Puzzlingly enough, however, the spotting stopped. Gnome chalked it up to her body being an annoying fuck and when she left for a journey to the distant place known as “Indiana”, she packed her usual period products. The spotting never returned, and she decided just to wait a while and see what her annoying body decided to do. Mr. Gnome left for a business trip the day after Gnome returned from Indiana, which ended up being for the best. Gnome was very, very sick with an ill-timed virus and spent a day and a half with a fever, vomiting, muscle aches, and other unattractive symptoms. She decided for some unknown reason to go ahead and use one of the magical ute-status detecting sticks that a local wizard had given her. In about 30 seconds it was clear that there was indeed a Gnome-ling present (14dpo). Gnome was excited but still felt like death and was now worried that she had roasted the Gnome-ling with her fever.

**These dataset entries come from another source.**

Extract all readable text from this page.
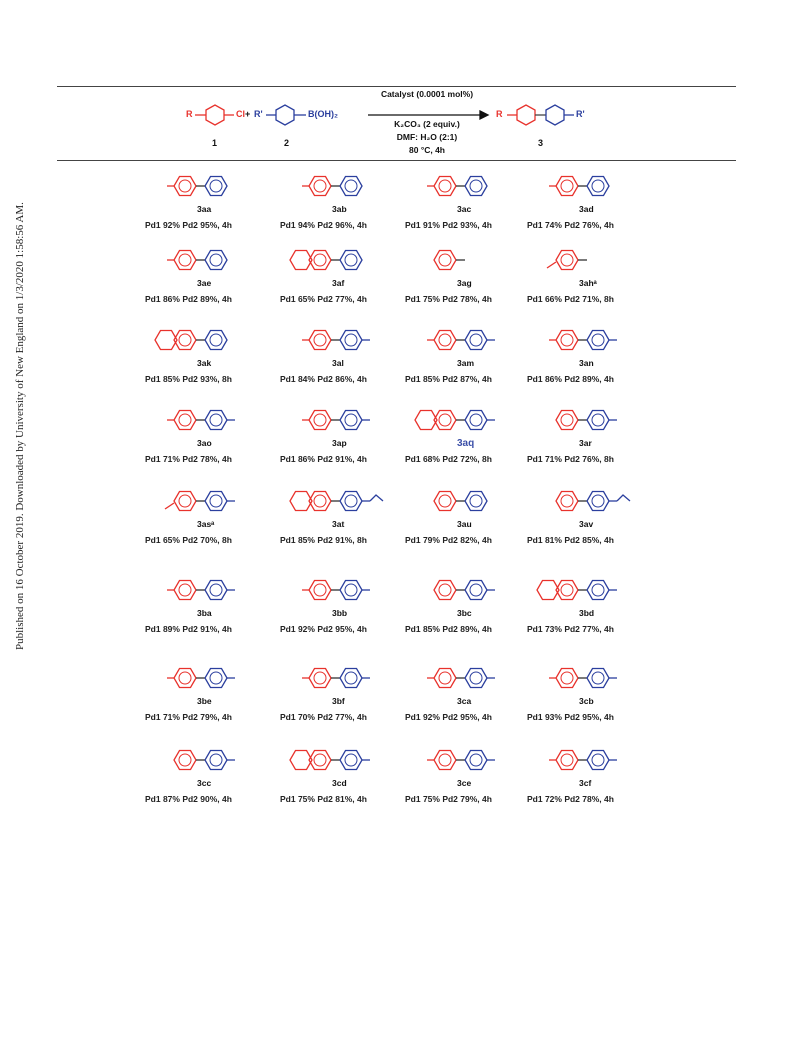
Published on 16 October 2019. Downloaded by University of New England on 1/3/2020 1:58:56 AM.
R	Cl + R'	B(OH)₂	R	R'
1	2	3
Catalyst (0.0001 mol%)
K₂CO₃ (2 equiv.)
DMF: H₂O (2:1)
80 °C, 4h
3aa
Pd1 92% Pd2 95%, 4h
3ab
Pd1 94% Pd2 96%, 4h
3ac
Pd1 91% Pd2 93%, 4h
3ad
Pd1 74% Pd2 76%, 4h
3ae
Pd1 86% Pd2 89%, 4h
3af
Pd1 65% Pd2 77%, 4h
3ag
Pd1 75% Pd2 78%, 4h
3ahᵃ
Pd1 66% Pd2 71%, 8h
3ak
Pd1 85% Pd2 93%, 8h
3al
Pd1 84% Pd2 86%, 4h
3am
Pd1 85% Pd2 87%, 4h
3an
Pd1 86% Pd2 89%, 4h
3ao
Pd1 71% Pd2 78%, 4h
3ap
Pd1 86% Pd2 91%, 4h
3aq
Pd1 68% Pd2 72%, 8h
3ar
Pd1 71% Pd2 76%, 8h
3asᵃ
Pd1 65% Pd2 70%, 8h
3at
Pd1 85% Pd2 91%, 8h
3au
Pd1 79% Pd2 82%, 4h
3av
Pd1 81% Pd2 85%, 4h
3ba
Pd1 89% Pd2 91%, 4h
3bb
Pd1 92% Pd2 95%, 4h
3bc
Pd1 85% Pd2 89%, 4h
3bd
Pd1 73% Pd2 77%, 4h
3be
Pd1 71% Pd2 79%, 4h
3bf
Pd1 70% Pd2 77%, 4h
3ca
Pd1 92% Pd2 95%, 4h
3cb
Pd1 93% Pd2 95%, 4h
3cc
Pd1 87% Pd2 90%, 4h
3cd
Pd1 75% Pd2 81%, 4h
3ce
Pd1 75% Pd2 79%, 4h
3cf
Pd1 72% Pd2 78%, 4h
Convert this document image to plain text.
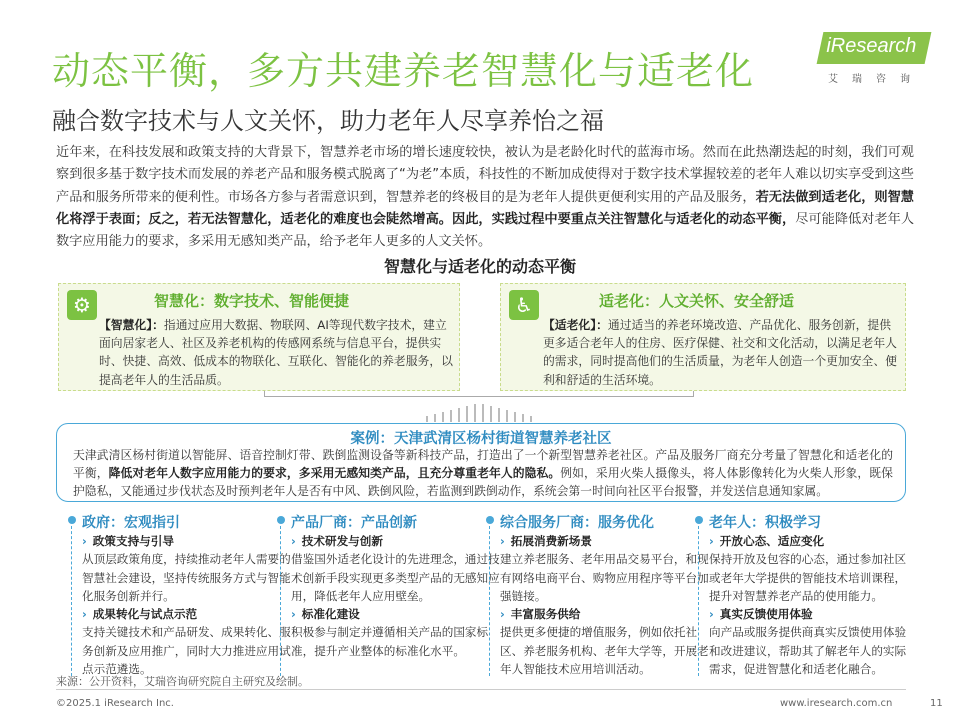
动态平衡，多方共建养老智慧化与适老化
iResearch
艾瑞咨询
融合数字技术与人文关怀，助力老年人尽享养怡之福
近年来，在科技发展和政策支持的大背景下，智慧养老市场的增长速度较快，被认为是老龄化时代的蓝海市场。然而在此热潮迭起的时刻，我们可观察到很多基于数字技术而发展的养老产品和服务模式脱离了“为老”本质，科技性的不断加成使得对于数字技术掌握较差的老年人难以切实享受到这些产品和服务所带来的便利性。市场各方参与者需意识到，智慧养老的终极目的是为老年人提供更便利实用的产品及服务，若无法做到适老化，则智慧化将浮于表面；反之，若无法智慧化，适老化的难度也会陡然增高。因此，实践过程中要重点关注智慧化与适老化的动态平衡，尽可能降低对老年人数字应用能力的要求，多采用无感知类产品，给予老年人更多的人文关怀。
智慧化与适老化的动态平衡
⚙	智慧化：数字技术、智能便捷
【智慧化】：指通过应用大数据、物联网、AI等现代数字技术，建立面向居家老人、社区及养老机构的传感网系统与信息平台，提供实时、快捷、高效、低成本的物联化、互联化、智能化的养老服务，以提高老年人的生活品质。
♿	适老化：人文关怀、安全舒适
【适老化】：通过适当的养老环境改造、产品优化、服务创新，提供更多适合老年人的住房、医疗保健、社交和文化活动，以满足老年人的需求，同时提高他们的生活质量，为老年人创造一个更加安全、便利和舒适的生活环境。
案例：天津武清区杨村街道智慧养老社区
天津武清区杨村街道以智能屏、语音控制灯带、跌倒监测设备等新科技产品，打造出了一个新型智慧养老社区。产品及服务厂商充分考量了智慧化和适老化的平衡，降低对老年人数字应用能力的要求，多采用无感知类产品，且充分尊重老年人的隐私。例如，采用火柴人摄像头，将人体影像转化为火柴人形象，既保护隐私，又能通过步伐状态及时预判老年人是否有中风、跌倒风险，若监测到跌倒动作，系统会第一时间向社区平台报警，并发送信息通知家属。
政府：宏观指引
› 政策支持与引导
从顶层政策角度，持续推动老年人需要的智慧社会建设，坚持传统服务方式与智能化服务创新并行。
› 成果转化与试点示范
支持关键技术和产品研发、成果转化、服务创新及应用推广，同时大力推进应用试点示范遴选。
产品厂商：产品创新
› 技术研发与创新
借鉴国外适老化设计的先进理念，通过技术创新手段实现更多类型产品的无感知应用，降低老年人应用壁垒。
› 标准化建设
积极参与制定并遵循相关产品的国家标准，提升产业整体的标准化水平。
综合服务厂商：服务优化
› 拓展消费新场景
建立养老服务、老年用品交易平台，和现有网络电商平台、购物应用程序等平台加强链接。
› 丰富服务供给
提供更多便捷的增值服务，例如依托社区、养老服务机构、老年大学等，开展老年人智能技术应用培训活动。
老年人：积极学习
› 开放心态、适应变化
保持开放及包容的心态，通过参加社区或老年大学提供的智能技术培训课程，提升对智慧养老产品的使用能力。
› 真实反馈使用体验
向产品或服务提供商真实反馈使用体验和改进建议，帮助其了解老年人的实际需求，促进智慧化和适老化融合。
来源：公开资料，艾瑞咨询研究院自主研究及绘制。
©2025.1 iResearch Inc.	www.iresearch.com.cn	11
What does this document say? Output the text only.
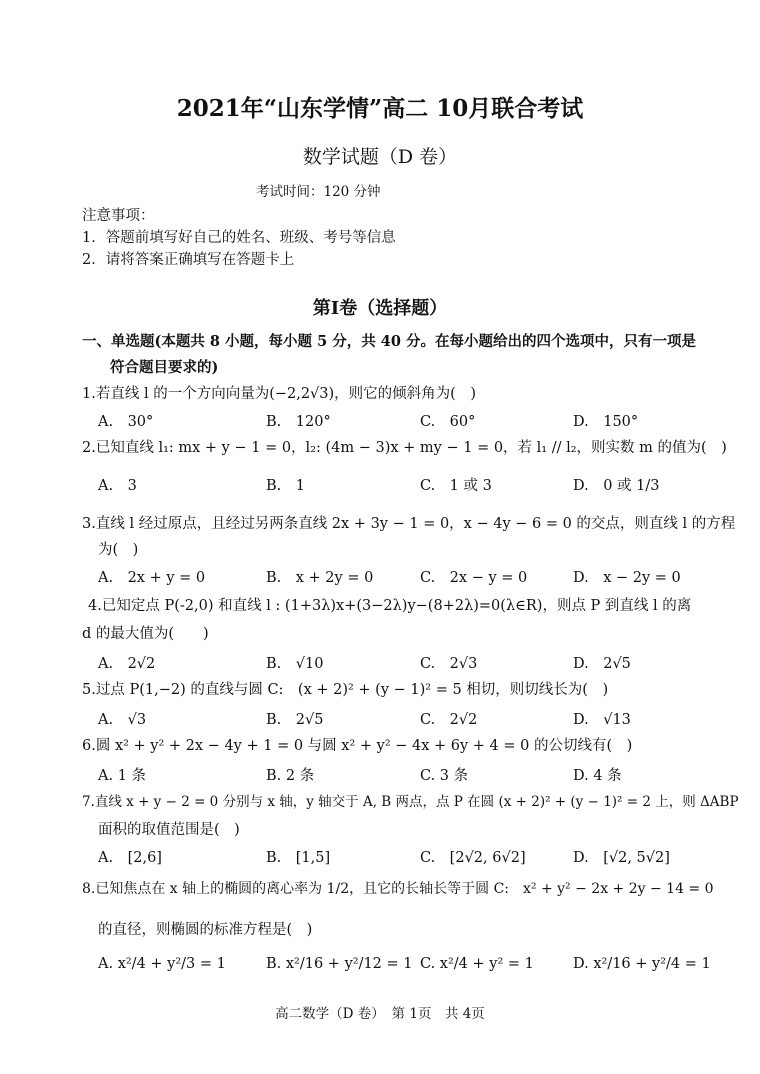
2021年“山东学情”高二 10月联合考试
数学试题（D 卷）
考试时间：120 分钟
注意事项：
1．答题前填写好自己的姓名、班级、考号等信息
2．请将答案正确填写在答题卡上
第Ⅰ卷（选择题）
一、单选题(本题共 8 小题，每小题 5 分，共 40 分。在每小题给出的四个选项中，只有一项是
符合题目要求的)
1.若直线 l 的一个方向向量为(−2,2√3)，则它的倾斜角为(　)
A.　30°	B.　120°	C.　60°	D.　150°
2.已知直线 l₁: mx + y − 1 = 0，l₂: (4m − 3)x + my − 1 = 0，若 l₁ // l₂，则实数 m 的值为(　)
A.　3	B.　1	C.　1 或 3	D.　0 或 1/3
3.直线 l 经过原点，且经过另两条直线 2x + 3y − 1 = 0，x − 4y − 6 = 0 的交点，则直线 l 的方程
为(　)
A.　2x + y = 0	B.　x + 2y = 0	C.　2x − y = 0	D.　x − 2y = 0
4.已知定点 P(-2,0) 和直线 l : (1+3λ)x+(3−2λ)y−(8+2λ)=0(λ∈R)，则点 P 到直线 l 的离
d 的最大值为(　　)
A.　2√2	B.　√10	C.　2√3	D.　2√5
5.过点 P(1,−2) 的直线与圆 C:　(x + 2)² + (y − 1)² = 5 相切，则切线长为(　)
A.　√3	B.　2√5	C.　2√2	D.　√13
6.圆 x² + y² + 2x − 4y + 1 = 0 与圆 x² + y² − 4x + 6y + 4 = 0 的公切线有(　)
A. 1 条	B. 2 条	C. 3 条	D. 4 条
7.直线 x + y − 2 = 0 分别与 x 轴，y 轴交于 A, B 两点，点 P 在圆 (x + 2)² + (y − 1)² = 2 上，则 ΔABP
面积的取值范围是(　)
A.　[2,6]	B.　[1,5]	C.　[2√2, 6√2]	D.　[√2, 5√2]
8.已知焦点在 x 轴上的椭圆的离心率为 1/2，且它的长轴长等于圆 C:　x² + y² − 2x + 2y − 14 = 0
的直径，则椭圆的标准方程是(　)
A. x²/4 + y²/3 = 1	B. x²/16 + y²/12 = 1 C. x²/4 + y² = 1	D. x²/16 + y²/4 = 1
高二数学（D 卷）　第 1页　共 4页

Gnome really can’t say what symptoms were the start of the sickness versus anything else and other than that, she has mainly had some bloating and boob pain. Gnome must not be very in tune to her body because she did not feel implantation, vomit at 3dpo, taste rubber band coffee at 6dpo, or have any other ridiculous indications. Mr. Gnome still does not know because he was on a camping trip all weekend and Gnome wanted to tell him in person. She will let him know today after he gets home from work, which happens to be the Gnomes’ 2 year anniversary. Gnome is excited but also nervous about all the things that could go wrong. Little Gnome is scheduled to arrive on December 23rd.
Gnome is so grateful for the wonderful friendships she has made here and the knowledge that has been bestowed up on her by some very intelligent ladies. She of course wishes BFPs for all those who want them and also wants to apologize to whoever might be pained by this post, as she knows they can be tough to read sometimes. (And props to whoever read the whole thing!)